Monitor explanations in production. Run global SHAP summaries on live predictions weekly. When top features shift dramatically, it signals data drift, feature engineering errors, or model degradation — even if accuracy metrics haven't moved yet.

Provide contestability, not just visibility. Showing a user why they were rejected is useless if they cannot challenge the decision. True human-centered AI includes an appeals process connected to the explanation — otherwise it is a legal liability pretending to be transparency.

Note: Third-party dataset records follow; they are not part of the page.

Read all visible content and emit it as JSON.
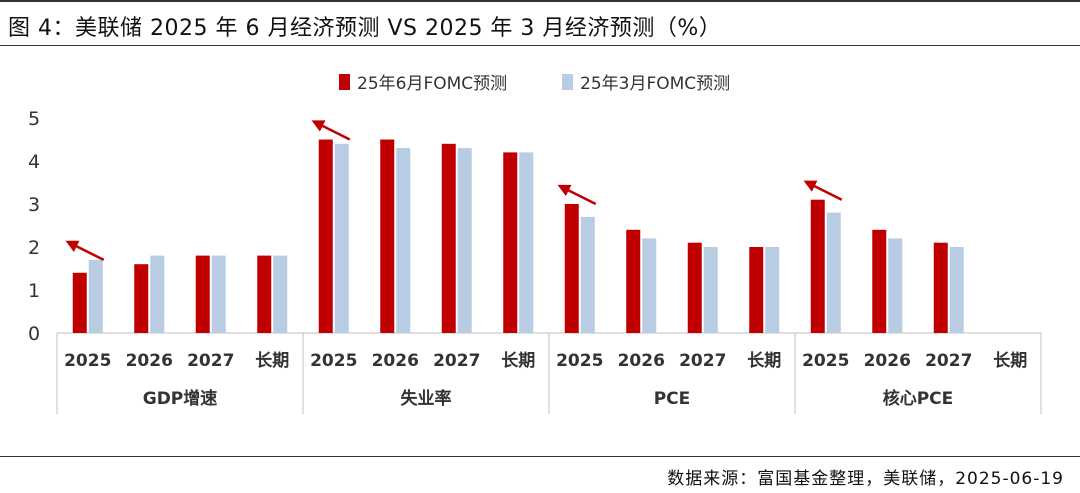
{
  "header": {
    "title": "图 4：美联储 2025 年 6 月经济预测 VS 2025 年 3 月经济预测（%）"
  },
  "footer": {
    "source": "数据来源：富国基金整理，美联储，2025-06-19"
  },
  "colors": {
    "june": "#C00000",
    "march": "#B8CCE4",
    "arrow": "#C00000",
    "axis": "#BFBFBF",
    "text": "#333333"
  },
  "chart_data": {
    "type": "bar",
    "groups": [
      {
        "label": "GDP增速",
        "categories": [
          "2025",
          "2026",
          "2027",
          "长期"
        ]
      },
      {
        "label": "失业率",
        "categories": [
          "2025",
          "2026",
          "2027",
          "长期"
        ]
      },
      {
        "label": "PCE",
        "categories": [
          "2025",
          "2026",
          "2027",
          "长期"
        ]
      },
      {
        "label": "核心PCE",
        "categories": [
          "2025",
          "2026",
          "2027",
          "长期"
        ]
      }
    ],
    "series": [
      {
        "name": "25年6月FOMC预测",
        "values": [
          1.4,
          1.6,
          1.8,
          1.8,
          4.5,
          4.5,
          4.4,
          4.2,
          3.0,
          2.4,
          2.1,
          2.0,
          3.1,
          2.4,
          2.1,
          null
        ]
      },
      {
        "name": "25年3月FOMC预测",
        "values": [
          1.7,
          1.8,
          1.8,
          1.8,
          4.4,
          4.3,
          4.3,
          4.2,
          2.7,
          2.2,
          2.0,
          2.0,
          2.8,
          2.2,
          2.0,
          null
        ]
      }
    ],
    "y_ticks": [
      "0",
      "1",
      "2",
      "3",
      "4",
      "5"
    ],
    "ylim": [
      0,
      5
    ],
    "legend_position": "top-center",
    "grid": false,
    "annotations": [
      {
        "type": "arrow",
        "category_index": 0
      },
      {
        "type": "arrow",
        "category_index": 4
      },
      {
        "type": "arrow",
        "category_index": 8
      },
      {
        "type": "arrow",
        "category_index": 12
      }
    ]
  }
}
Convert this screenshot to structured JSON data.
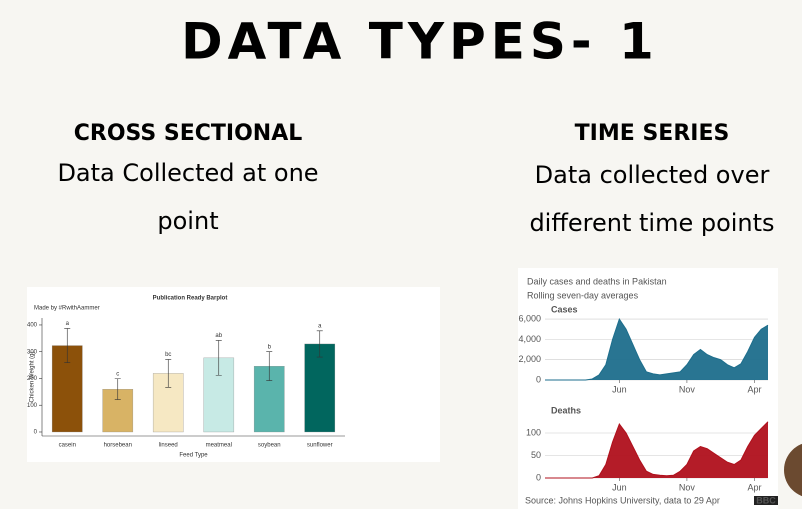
{
  "title": "DATA TYPES- 1",
  "left": {
    "heading": "CROSS SECTIONAL",
    "text_lines": [
      "Data Collected at one",
      "point"
    ],
    "chart": {
      "type": "bar",
      "title": "Publication Ready Barplot",
      "subtitle": "Made by #RwithAammer",
      "y_label": "Chicken Weight (g)",
      "x_label": "Feed Type",
      "categories": [
        "casein",
        "horsebean",
        "linseed",
        "meatmeal",
        "soybean",
        "sunflower"
      ],
      "values": [
        323,
        160,
        219,
        277,
        246,
        329
      ],
      "errors": [
        64,
        39,
        52,
        65,
        54,
        49
      ],
      "annotations": [
        "a",
        "c",
        "bc",
        "ab",
        "b",
        "a"
      ],
      "colors": [
        "#8c510a",
        "#d8b365",
        "#f6e8c3",
        "#c7eae5",
        "#5ab4ac",
        "#01665e"
      ],
      "ylim": [
        -15,
        426
      ],
      "yticks": [
        0,
        100,
        200,
        300,
        400
      ]
    }
  },
  "right": {
    "heading": "TIME SERIES",
    "text_lines": [
      "Data collected over",
      "different time points"
    ],
    "chart": {
      "type": "area",
      "title": "Daily cases and deaths in Pakistan",
      "subtitle": "Rolling seven-day averages",
      "source": "Source: Johns Hopkins University, data to 29 Apr",
      "logo": "BBC",
      "panels": [
        {
          "title": "Cases",
          "color": "#1d6e8c",
          "categories": [
            null,
            null,
            null,
            null,
            null,
            null,
            null,
            null,
            null,
            null,
            null,
            "Jun",
            null,
            null,
            null,
            null,
            null,
            null,
            null,
            null,
            null,
            "Nov",
            null,
            null,
            null,
            null,
            null,
            null,
            null,
            null,
            null,
            "Apr",
            null,
            null
          ],
          "values": [
            0,
            0,
            0,
            0,
            0,
            0,
            0,
            100,
            500,
            1500,
            4000,
            6000,
            5000,
            3500,
            2000,
            800,
            600,
            500,
            600,
            700,
            800,
            1500,
            2500,
            3000,
            2500,
            2200,
            2000,
            1500,
            1200,
            1600,
            2800,
            4200,
            5000,
            5400
          ],
          "ylim": [
            0,
            6500
          ],
          "yticks": [
            0,
            {
              "value": 2000,
              "label": "2,000"
            },
            {
              "value": 4000,
              "label": "4,000"
            },
            {
              "value": 6000,
              "label": "6,000"
            }
          ]
        },
        {
          "title": "Deaths",
          "color": "#b0101c",
          "categories": [
            null,
            null,
            null,
            null,
            null,
            null,
            null,
            null,
            null,
            null,
            null,
            "Jun",
            null,
            null,
            null,
            null,
            null,
            null,
            null,
            null,
            null,
            "Nov",
            null,
            null,
            null,
            null,
            null,
            null,
            null,
            null,
            null,
            "Apr",
            null,
            null
          ],
          "values": [
            0,
            0,
            0,
            0,
            0,
            0,
            0,
            0,
            5,
            30,
            80,
            120,
            100,
            70,
            40,
            15,
            8,
            6,
            5,
            6,
            15,
            30,
            60,
            70,
            65,
            55,
            45,
            35,
            30,
            40,
            70,
            95,
            110,
            125
          ],
          "ylim": [
            0,
            140
          ],
          "yticks": [
            0,
            50,
            100
          ]
        }
      ]
    }
  }
}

Never use "explainable" as a marketing term without substance. Adding a SHAP plot to a dashboard does not make a system responsible. The EU AI Act and regulators will test whether explanations are actually used to improve decisions, not just displayed.

🚀

What You Have Covered in This Tutorial

You now understand the five pillars of XAI foundations: what explainable AI is and why it matters urgently today; the nature of the black box problem and its real-world consequences; the precise distinction between interpretability, explainability, and transparency; the complementary roles of global and local explanations (with working SHAP and LIME code); and the human-centered principles that turn technical explanations into genuine, trustworthy AI systems. The next step is practice: apply SHAP to your own model and study what it reveals — and what surprises you.